Question

Can countable dense additive subgroups of the reals be well-ordered up to isomorphism by inclusion?

If so, is $\mathbb{Q}$ the smallest (up to isomorphism) countable dense subgroup of the reals, and what is the second smallest (up to isomorphism)?

Answer 1

$\{a2^b:a,b\in\mathbb Z\}$ and $\{a3^b:a,b\in\mathbb Z\}$ are both countable dense additive subgroups of the reals, and they are not embeddable in each other (hence $\mathbb Q$ is embeddable in neither).
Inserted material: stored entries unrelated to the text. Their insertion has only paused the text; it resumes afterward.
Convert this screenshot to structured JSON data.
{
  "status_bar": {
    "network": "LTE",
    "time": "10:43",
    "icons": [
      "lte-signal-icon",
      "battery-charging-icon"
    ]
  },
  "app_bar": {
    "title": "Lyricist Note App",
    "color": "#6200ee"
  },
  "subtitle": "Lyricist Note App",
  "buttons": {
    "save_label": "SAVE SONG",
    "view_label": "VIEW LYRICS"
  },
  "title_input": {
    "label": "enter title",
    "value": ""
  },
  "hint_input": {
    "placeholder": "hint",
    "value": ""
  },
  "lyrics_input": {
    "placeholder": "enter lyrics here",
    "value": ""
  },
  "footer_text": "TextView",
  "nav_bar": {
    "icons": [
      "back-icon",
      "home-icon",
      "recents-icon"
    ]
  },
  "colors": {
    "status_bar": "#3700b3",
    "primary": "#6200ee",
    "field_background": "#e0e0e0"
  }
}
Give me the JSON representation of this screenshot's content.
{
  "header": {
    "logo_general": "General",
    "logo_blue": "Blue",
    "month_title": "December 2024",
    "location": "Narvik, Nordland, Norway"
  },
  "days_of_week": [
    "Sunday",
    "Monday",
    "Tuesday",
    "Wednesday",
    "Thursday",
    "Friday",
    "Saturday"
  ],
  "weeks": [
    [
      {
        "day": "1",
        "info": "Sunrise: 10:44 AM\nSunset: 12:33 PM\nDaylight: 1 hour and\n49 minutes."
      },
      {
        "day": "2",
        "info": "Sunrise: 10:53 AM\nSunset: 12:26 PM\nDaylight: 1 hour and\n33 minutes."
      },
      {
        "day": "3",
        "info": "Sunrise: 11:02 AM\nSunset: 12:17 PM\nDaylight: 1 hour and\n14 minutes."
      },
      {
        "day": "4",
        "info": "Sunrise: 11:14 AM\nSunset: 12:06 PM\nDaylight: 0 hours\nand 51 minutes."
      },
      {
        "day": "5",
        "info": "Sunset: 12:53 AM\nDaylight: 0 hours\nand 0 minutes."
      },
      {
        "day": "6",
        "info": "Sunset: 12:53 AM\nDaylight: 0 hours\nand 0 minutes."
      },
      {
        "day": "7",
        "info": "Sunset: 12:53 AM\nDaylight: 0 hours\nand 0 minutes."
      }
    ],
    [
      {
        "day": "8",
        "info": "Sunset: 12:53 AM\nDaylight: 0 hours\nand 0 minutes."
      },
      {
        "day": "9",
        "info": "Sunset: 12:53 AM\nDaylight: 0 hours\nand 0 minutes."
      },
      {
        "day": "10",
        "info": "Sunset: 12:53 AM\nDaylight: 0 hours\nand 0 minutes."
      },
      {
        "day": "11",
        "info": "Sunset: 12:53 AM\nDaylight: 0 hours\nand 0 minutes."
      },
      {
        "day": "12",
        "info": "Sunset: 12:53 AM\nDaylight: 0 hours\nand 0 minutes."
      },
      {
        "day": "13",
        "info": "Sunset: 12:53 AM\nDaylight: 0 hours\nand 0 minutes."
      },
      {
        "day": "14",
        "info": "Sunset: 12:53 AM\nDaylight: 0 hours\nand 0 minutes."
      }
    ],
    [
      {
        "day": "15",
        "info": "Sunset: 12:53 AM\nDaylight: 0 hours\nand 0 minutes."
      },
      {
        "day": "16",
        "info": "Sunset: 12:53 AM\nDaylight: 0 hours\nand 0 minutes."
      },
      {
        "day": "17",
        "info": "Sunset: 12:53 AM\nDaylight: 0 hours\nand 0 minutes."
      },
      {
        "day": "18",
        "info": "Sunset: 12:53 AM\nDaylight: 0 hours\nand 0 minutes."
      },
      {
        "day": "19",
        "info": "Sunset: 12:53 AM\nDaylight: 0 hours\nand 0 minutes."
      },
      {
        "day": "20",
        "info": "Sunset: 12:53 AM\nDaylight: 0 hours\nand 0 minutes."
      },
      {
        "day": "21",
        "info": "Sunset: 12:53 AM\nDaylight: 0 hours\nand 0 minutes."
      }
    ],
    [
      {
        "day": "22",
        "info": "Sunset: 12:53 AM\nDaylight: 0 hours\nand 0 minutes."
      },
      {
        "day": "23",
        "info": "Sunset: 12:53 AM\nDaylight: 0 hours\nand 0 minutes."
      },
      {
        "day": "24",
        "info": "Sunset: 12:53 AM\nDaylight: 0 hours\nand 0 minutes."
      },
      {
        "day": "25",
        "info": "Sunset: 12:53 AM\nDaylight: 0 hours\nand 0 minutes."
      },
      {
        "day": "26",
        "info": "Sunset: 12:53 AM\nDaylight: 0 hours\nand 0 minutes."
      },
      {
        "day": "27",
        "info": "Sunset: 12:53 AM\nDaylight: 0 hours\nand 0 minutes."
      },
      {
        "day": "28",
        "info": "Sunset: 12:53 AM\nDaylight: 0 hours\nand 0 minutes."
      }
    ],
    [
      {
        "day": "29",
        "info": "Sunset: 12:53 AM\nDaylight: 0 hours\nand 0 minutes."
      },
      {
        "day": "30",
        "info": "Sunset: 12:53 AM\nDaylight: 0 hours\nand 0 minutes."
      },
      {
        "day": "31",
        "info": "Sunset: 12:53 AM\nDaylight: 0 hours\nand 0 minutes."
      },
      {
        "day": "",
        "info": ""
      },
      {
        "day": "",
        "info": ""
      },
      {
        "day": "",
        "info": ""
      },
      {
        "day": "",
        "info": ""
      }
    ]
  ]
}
Also, let $\{p_k:k\in\mathbb N\}$ be an enumeration of primes, and let $A_k$ consist of all fractions $a/b$ of integers such that $b$ is not divisible by $p_0,\dots,p_k$. Then $A_k$ is an additive group, and $A_0\supset A_1\supset A_2\supset\dots$ is an infinite strictly decreasing chain with respect to either inclusion or embeddability. Hence the poset of countable dense subgroups is not even well-founded.

Answer 2

One can carry the idea of Emil's answer a bit further: for any set $A$ of primes, let $G_A$ be the set of rational numbers $\frac ab$ for integers $a$, $b$ where every prime divisor of $b$ is in $A$. If $A$ is nonempty, then $G_A$ is a countable dense additive subgroup of $\mathbb{R}$, and furthermore $A\subset B$ if and only if $G_A$ is isomorphic to a subgroup of $G_B$.

It follows that the lattice of countable dense additive subgroups of $\mathbb{R}$ includes a copy of the powerset lattice $\langle P(\mathbb{N}),\subset\rangle$.

In particular, since this powerset order is universal for all countable partial orders (by considering the map of a point to its lower cone), it follows that for any countable partial order, one can find a family of countable dense additive subgroups whose subset embedability relation is exactly that order. So this is very far from a well-order.

Indeed, since the rational order embeds this way, by using the corresponding Dedekind cuts, one can find an uncountable chain of countable dense additive subgroups of $\mathbb{R}$ whose subset relation has the order type of the continuum $\langle\mathbb{R},\lt\rangle$.

Answer 3

This should be a comment to Joel's answer, but it got too long. Joel has exhibited a good part, but not quite all, of the classification of non-trivial subgroups of the rationals (also known as the classification of rank-one, torsion-free, abelian groups), a classification which, if I remember correctly, goes back to Reinhold Baer in the 1930's. For the record, here's the classification. Let $s$ be a function from a subset $D$ of the set of primes into the non-negative integers. Associated to $s$ is the group $G_s$ of those rational numbers expressible as $a/b$ with integers $a$ and $b$ such that, for each prime $p\in D$, the power of $p$ in the prime decomposition of $b$ is at most $p^{s(p)}$. (Primes not in $D$ can occur arbitrarily often in denominators.) Then the non-zero subgroups of $\mathbb{Q}$ that contain the integers are exactly these $G_s$'s. (Note that, up to isomorphism, containing the integers is unimportant, as it can always be achieved by rescaling.) Two of them, say $G_s$ and $G_t$, are isomorphic iff $s$ and $t$ have the same domain and agree at all but finitely many points in that domain. All these groups are dense in the reals, except for those isomorphic to $\mathbb Z$, i.e., those of the form $G_s$ where the domain of $s$ consists of all the primes and $s(p)=0$ for all but finitely many $p$.

Note that all of this concerns only groups of rank 1, i.e., those in which every two elements are linearly dependent over the rationals. For groups of higher but still finite rank, things get more complicated --- in a precise sense: If I remember correctly, the complexity of the isomorphism problem for torsion-free abelian groups of rank $n$ is known to be strictly increasing (in the sense of Borel reducibility) as $n$ increases.

Answer 4

If $u,v \in \mathbb R$ are linearly independent over $\mathbb Q$, then $G = \{au+bv : a,b\in\mathbb Z\}$ is dense.